Five months after applying, the Dalai Lama is still waiting to hear whether the South African government has granted him a visa to attend the 80th birthday celebration of fellow Nobel Peace laureate, Desmond Tutu.
A night vigil will be held at parliament in Cape Town to demand the government approve the visa.
Nomfundo Walaza, CEO of the Desmond Tutu Peace Center in Cape Town, says the government refused to keep the Center informed about the status of the Dalai Lama’s visa application, insisting it is a matter between the government and the Dalai Lama.
Ms. Walaza says the delays and silence demonstrate a lack of respect for both the archbishop and his guest.
A 2008 file photo shows the Dalai Lama (L) with Archbishop Desmond Tutu of South Africa at the University of Washington in Seattle.
“I think it is so sad at this time in our democracy, this is a constitutional state, this is a sovereign state, and we are not expecting our officials to treat somebody like the archbishop and the Dalai Lama with so much disrespect," said Walaza. "We are outraged that this is happening.”
The Dalai Lama visited South Africa three times between 1996 and 2004, and was welcomed to the country by former presidents Nelson Mandela and Thabo Mbeki. But two years ago, after President Jacob Zuma came to power, his fourth application was rejected.
The local organizing committee of the 2010 FIFA World Cup had invited the Nobel Peace Committee and the peace laureates to a conference to highlight the positive role of soccer in combating racism and xenophobia. When the Dalai Lama’s application was rejected, the Nobel committee and laureates withdrew in protest, forcing the cancellation of the conference.
In 2009, it was widely believed that the close relationship between Mr. Zuma and his African National Congress and the Chinese Communist Party played a significant role in the rejection of the Dalai Lama’s visa. This was denied by both the two parties and the two governments.

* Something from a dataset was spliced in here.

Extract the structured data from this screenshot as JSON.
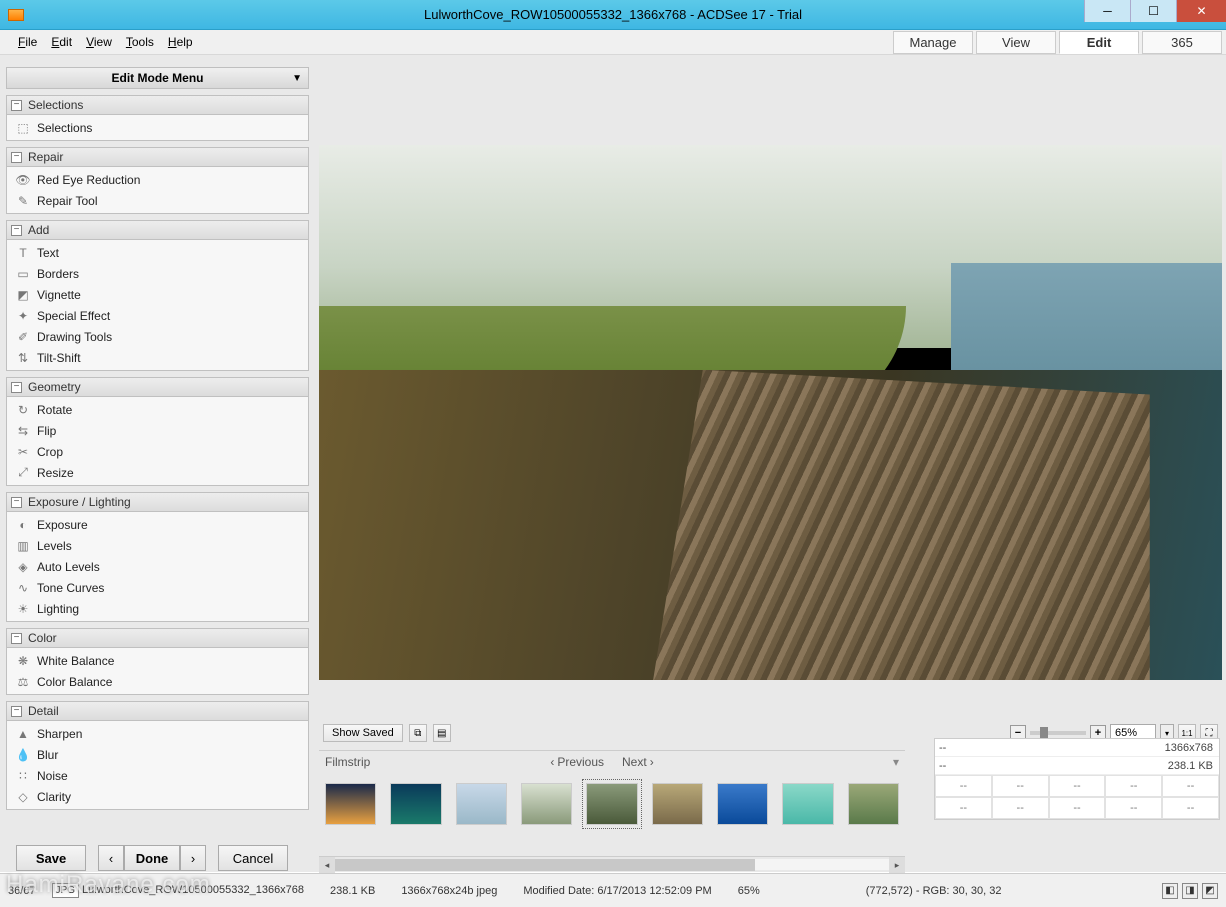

Once again, many South Africans are wondering if the Chinese government is exerting pressure or wielding influence in the government’s decision-making. Walaza says it is difficult to conclude anything else.
“You know, without an answer, unfortunately that is what civil society, and citizens of this country who have a right to know, will conclude," said Walaza. "It is a shame that you have to conclude without knowing because when the officials are being asked they say 'no, that [the Chinese government] is not where the pressure is coming from.' Then, if that is not where the pressure is coming from, why can't they put that in writing and say, these are the reasons.”
Clayson Monyela, spokesperson for the Department of International Relations and Cooperation, says there is no pressure from the Chinese government.
South Africa accounts for 20 percent of China's trade in Africa and the countries last year signed a strategic partnership agreement.
Two weeks ago, the government signed memorandums of understanding on geology and mineral resources and financial cooperation during a state visit by Deputy President Kgalema Motlanthe to China.